Nun sollte man in der Praxis allerdings nicht davon ausgehen, dass bei Tätigkeiten mit nanoskaligen GBS der A-Staub komplett aus nanoskaligem Material besteht. Das liegt zum einen daran, dass man bei nanoskaligen GBS nicht generell eine starke Verstaubung erwarten muss. Weiter wird immer parallel ein vermutlich relativ hoher Massenanteil an mikroskaligem A-Staub vorliegen. Dies resultiert daraus, dass bei allen Tätigkeiten eine gewisse Menge an (Hintergrund-)Staub „aufgewirbelt“ wird. Aufgrund der sehr viel größeren Primär-partikel hat der mikroskalige Staub in Bezug auf den gesamten A-Staub in der Luft rasch einen hohen Massenanteil. Leider liegen für arbeitsplatztypische Stäube dazu bisher keine quantitativ belastbaren Daten vor. Aus pragmatischer und dennoch vermutlich konservativer Sicht könnte man davon ausgehen, dass beide Staubvarianten bei Tätigkeiten mit nanoskaligen GBS zu je 50 % als Massenkonzentration im A-Staub vorliegen. Da man vom gleichen Wirkprinzip ausgeht, müsste dann der Luftwertgrenzwert dieses Mischstaubs aus dem Mittelwert der beiden Luftgrenzwerte für nano- und mikroskalige GBS abgeleitet werden. Dieser Wert läge dann etwa einen Faktor 2 unterhalb des derzeit geltenden A-Staub-Werts für mikroskalige GBS. Diese Betrachtung kann als konservativ angesehen werden, da die bisherigen Luftmessungen von Nanopartikeln nur auf vergleichsweise geringe Massenkonzentrationen hinweisen, wenn man solche Werte aus den üblichen Messungen zur Partikelanzahlkonzentration abschätzt. Ein quasi identischer Wert für den A-Staub, der nanoskalige GBS einbezieht, wurde in der BekGS 527 als Beurteilungsmaßstab für nanoskalige GBS bereits vorgeschlagen (s. „Weitere Infos“) und kann auch aufgrund der obigen Überlegungen aus Sicht des Gesundheitsschutzes als gerechtfertigt angesehen werden.

Fazit

Die wissenschaftlichen Erkenntnisse der letzten Jahre verdichten sich, dass in der beruflichen Verwendung eines großen Teils marktrelevanter Nanopartikel hauptsächlich das Einatmen von alveolengängigen Feinstäuben bei der gesundheitlichen Bewertung im Vordergrund steht.
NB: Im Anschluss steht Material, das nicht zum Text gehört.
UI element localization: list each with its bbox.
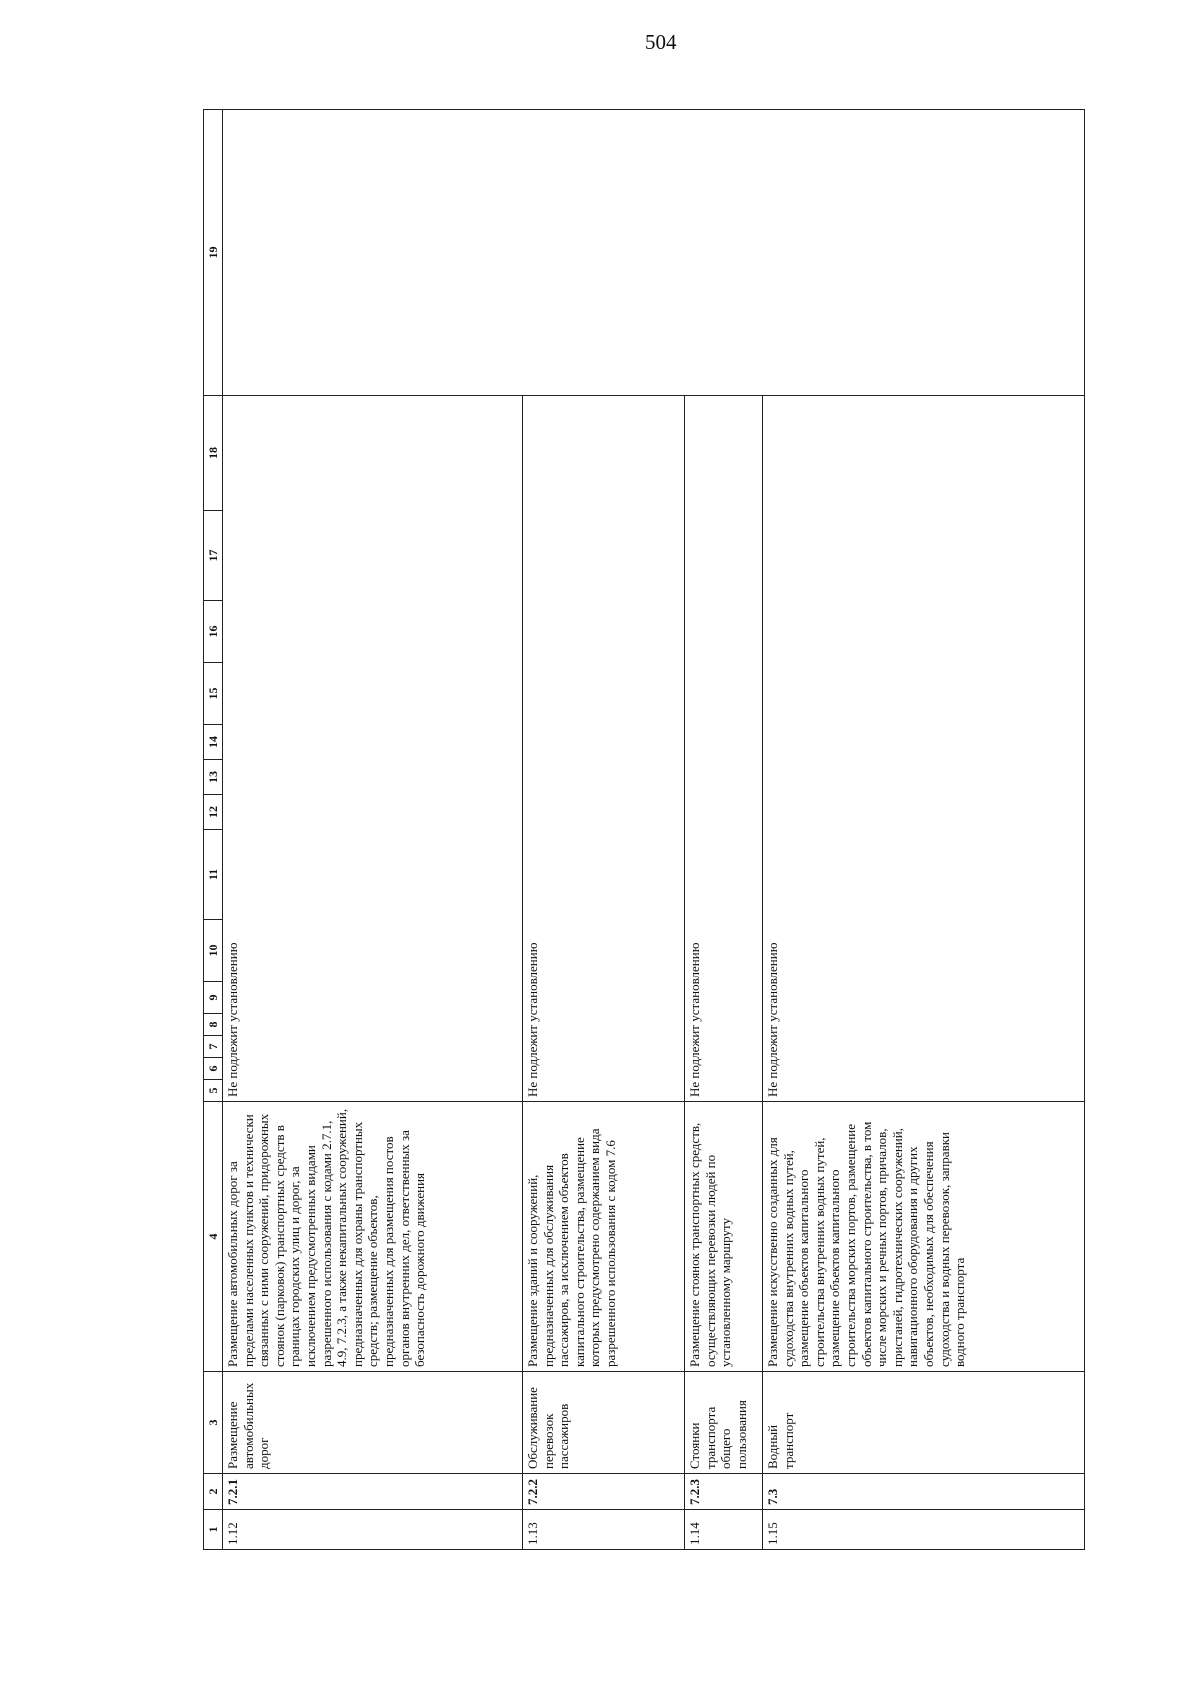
header-cell: 18 bbox=[204, 396, 223, 511]
use-description: Размещение автомобильных дорог за пределами населенных пунктов и технически связанных с ними сооружений, придорожных стоянок (парковок) транспортных средств в границах городских улиц и дорог, за исключением предусмотренных видами разрешенного использования с кодами 2.7.1, 4.9, 7.2.3, а также некапитальных сооружений, предназначенных для охраны транспортных средств; размещение объектов, предназначенных для размещения постов органов внутренних дел, ответственных за безопасность дорожного движения bbox=[223, 1102, 523, 1372]
header-cell: 14 bbox=[204, 725, 223, 760]
header-cell: 6 bbox=[204, 1058, 223, 1080]
limits-status: Не подлежит установлению bbox=[763, 396, 1085, 1102]
header-cell: 5 bbox=[204, 1080, 223, 1102]
use-description: Размещение искусственно созданных для судоходства внутренних водных путей, размещение объектов капитального строительства внутренних водных путей, размещение объектов капитального строительства морских портов, размещение объектов капитального строительства, в том числе морских и речных портов, причалов, пристаней, гидротехнических сооружений, навигационного оборудования и других объектов, необходимых для обеспечения судоходства и водных перевозок, заправки водного транспорта bbox=[763, 1102, 1085, 1372]
header-cell: 17 bbox=[204, 511, 223, 601]
row-number: 1.12 bbox=[223, 1510, 523, 1550]
header-cell: 12 bbox=[204, 795, 223, 830]
table-row bbox=[223, 110, 523, 1550]
header-row bbox=[204, 110, 223, 1550]
use-code: 7.2.1 bbox=[223, 1474, 523, 1510]
use-code: 7.2.3 bbox=[685, 1474, 763, 1510]
row-number: 1.14 bbox=[685, 1510, 763, 1550]
header-cell: 3 bbox=[204, 1372, 223, 1474]
use-description: Размещение зданий и сооружений, предназначенных для обслуживания пассажиров, за исключением объектов капитального строительства, размещение которых предусмотрено содержанием вида разрешенного использования с кодом 7.6 bbox=[523, 1102, 685, 1372]
use-code: 7.2.2 bbox=[523, 1474, 685, 1510]
header-cell: 13 bbox=[204, 760, 223, 795]
header-cell: 15 bbox=[204, 663, 223, 725]
header-cell: 1 bbox=[204, 1510, 223, 1550]
header-cell: 16 bbox=[204, 601, 223, 663]
rotated-table-container bbox=[203, 110, 1083, 1550]
header-cell: 19 bbox=[204, 110, 223, 396]
column-19-cell bbox=[223, 110, 1085, 396]
use-name: Обслуживание перевозок пассажиров bbox=[523, 1372, 685, 1474]
use-name: Стоянки транспорта общего пользования bbox=[685, 1372, 763, 1474]
row-number: 1.15 bbox=[763, 1510, 1085, 1550]
header-cell: 2 bbox=[204, 1474, 223, 1510]
limits-status: Не подлежит установлению bbox=[685, 396, 763, 1102]
header-cell: 10 bbox=[204, 920, 223, 982]
use-code: 7.3 bbox=[763, 1474, 1085, 1510]
header-cell: 8 bbox=[204, 1014, 223, 1036]
use-name: Размещение автомобильных дорог bbox=[223, 1372, 523, 1474]
header-cell: 9 bbox=[204, 982, 223, 1014]
header-cell: 4 bbox=[204, 1102, 223, 1372]
use-description: Размещение стоянок транспортных средств, осуществляющих перевозки людей по установленному маршруту bbox=[685, 1102, 763, 1372]
use-name: Водный транспорт bbox=[763, 1372, 1085, 1474]
page-number: 504 bbox=[645, 30, 677, 54]
limits-status: Не подлежит установлению bbox=[223, 396, 523, 1102]
permitted-use-table bbox=[203, 109, 1085, 1550]
row-number: 1.13 bbox=[523, 1510, 685, 1550]
limits-status: Не подлежит установлению bbox=[523, 396, 685, 1102]
header-cell: 11 bbox=[204, 830, 223, 920]
header-cell: 7 bbox=[204, 1036, 223, 1058]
Es gibt bisher keine Hinweise darauf, dass Nanopartikel grundsätzlich andere Wirkungen haben als herkömmliche Feinstäube. Dies scheint auch für oberflächenmodifizierte Nano-partikel zu gelten. Zwar besitzen inhalierte Nanopartikel, die zu den granulären biobeständigen Stäuben mit geringer Toxizität (GBS) zuzuordnen sind, bei gleicher Massenkonzentration eine etwas höhere Entzündungswirkstärke. Allerdings tragen die Nanostäube auch an „Nano“-Arbeitsplätzen von der Masse her vermutlich nur wenig zum Gesamtfeinstaub bei. Zu erreichende Zielwerte bei der Staubbelastung sollten daher etwas niedriger liegen. Generell gilt, die Entstehung von Feinstäuben so gering wie möglich zu halten. Insgesamt ergibt sich für die arbeitsmedizinische Praxis keine besonderer genereller Handlungsbedarf für Nanostäube, der über das, was für herkömmliche Feinstäube zu berücksichtigen ist, hinausgeht. 

    Weitere Infos

    Dispersion und Retention von Ultrafeinstaub/Nanopartikeln in der Lunge

    http://www.baua.de/de/Forschung/Forschungsprojekte/f2133.html

    Toxische Wirkungen verschiedener Modifikationen eines Nano-partikels nach Inhalation

    http://www.baua.de/de/Forschung/Forschungsprojekte/f2246.html

    Technische Regel für Gefahrstoffe 900

    http://www.baua.de/de/Themen-von-A-Z/Gefahrstoffe/TRGS/TRGS-900.html

    Bekanntmachung zu Gefahrstoffen 527

    http://www.baua.de/de/Themen-von-A-Z/Gefahrstoffe/TRGS/Bekanntmachung-527.html

    Autor

    Prof. Dr. rer. nat. T. Gebel

    Bundesanstalt für Arbeitsschutz und Arbeitsmedizin (BAuA)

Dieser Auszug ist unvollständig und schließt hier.